El sexo débil en ninguna otra época ha sido tratado por los varones con tanta estima como en la nuestra. Esto forma parte de la tendencia y del gusto básico democráticos, lo mismo que la irrespetuosidad para con la vejez: ¿qué de extraño tiene el que muy pronto se vuelva a abusar de esa estima? Se quiere más, se aprende a exigir, se acaba considerando que aquel tributo de estima es casi ofensivo, se preferiría la rivalidad por los derechos, incluso propiamente la lucha: en suma, la mujer pierde pudor. Añadamos enseguida que pierde también gusto. Desaprende a temer al varón: pero la mujer que «desaprende el temor» abandona sus instintos más femeninos. Que la mujer se vuelve osada cuando ya no se quiere ni se cultiva aquello que en el varón infunde temor o, digamos de manera más precisa, el varón existente en el varón, eso es bastante obvio, también bastante comprensible; lo que resulta más difícil de comprender es que cabalmente con eso, la mujer degenera. Esto es lo que hoy ocurre: ¡no nos engañemos sobre ello!

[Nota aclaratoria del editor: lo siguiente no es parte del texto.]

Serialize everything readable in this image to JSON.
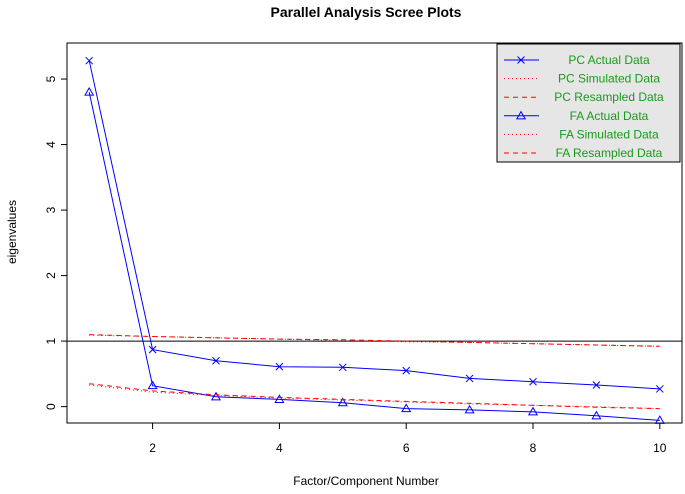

En todos los lugares en que el espíritu industrial obtiene la victoria sobre el espíritu militar y aristocrático la mujer aspira ahora a la independencia económica y jurídica de un dependiente de comercio: «la mujer como dependiente de comercio» se halla a la puerta de la moderna sociedad que está formándose. En la medida en que de ese modo se posesiona de nuevos derechos e intenta convertirse en «señor» e inscribe el «progreso» de la mujer en sus banderas y banderitas, en esa misma medida acontece, con terrible claridad, lo contrario: la mujer retrocede. Desde la Revolución francesa el influjo de la mujer ha disminuido en Europa en la medida en que ha crecido en derechos y exigencias; y la «emancipación de la mujer», en la medida en que es pedida y promovida por las propias mujeres (y no sólo por cretinos masculinos), resulta ser de ese modo un síntoma notabilísimo de la debilitación y el embotamiento crecientes de los más femeninos de todos los instintos. Hay estupidez en ese movimiento, una estupidez casi masculina, de la cual una mujer bien constituida - que es siempre una mujer inteligente - tendría que avergonzarse de raíz.
(...)
Desde luego, hay bastantes amigos idiotas de la mujer y bastantes pervertidores idiotas de la mujer entre los asnos doctos de sexo masculino que aconsejan a la mujer desfeminizarse de ese modo e imitar todas las estupideces de que en Europa está enfermo el «varón», la «masculinidad» europea; ellos quisieran rebajar a la mujer hasta la «cultura general», incluso hasta a leer periódicos e intervenir en la política. Acá y allá se quiere hacer de las mujeres librepensadores y literatos: como si una mujer sin piedad no fuera para un hombre profundo y ateo algo completamente repugnante o ridículo; casi en todas partes se echa a perder los nervios de las mujeres con la más enfermiza y peligrosa de todas las especies de música (nuestra música alemana más reciente) y se las vuelve cada día más histéricas y más incapaces de atender a su primera y última profesión, la de dar a luz hijos vigorosos. Se las quiere «cultivar» aún más y, según se dice, se quiere, mediante la cultura, hacer fuerte al «sexo débil»: como si la historia no enseñase del modo más insistente posible que el «cultivo» del ser humano y el debilitamiento, es decir, el debilitamiento, la disgregación, el enfermar de la fuerza de la voluntad, han marchado siempre juntos (…).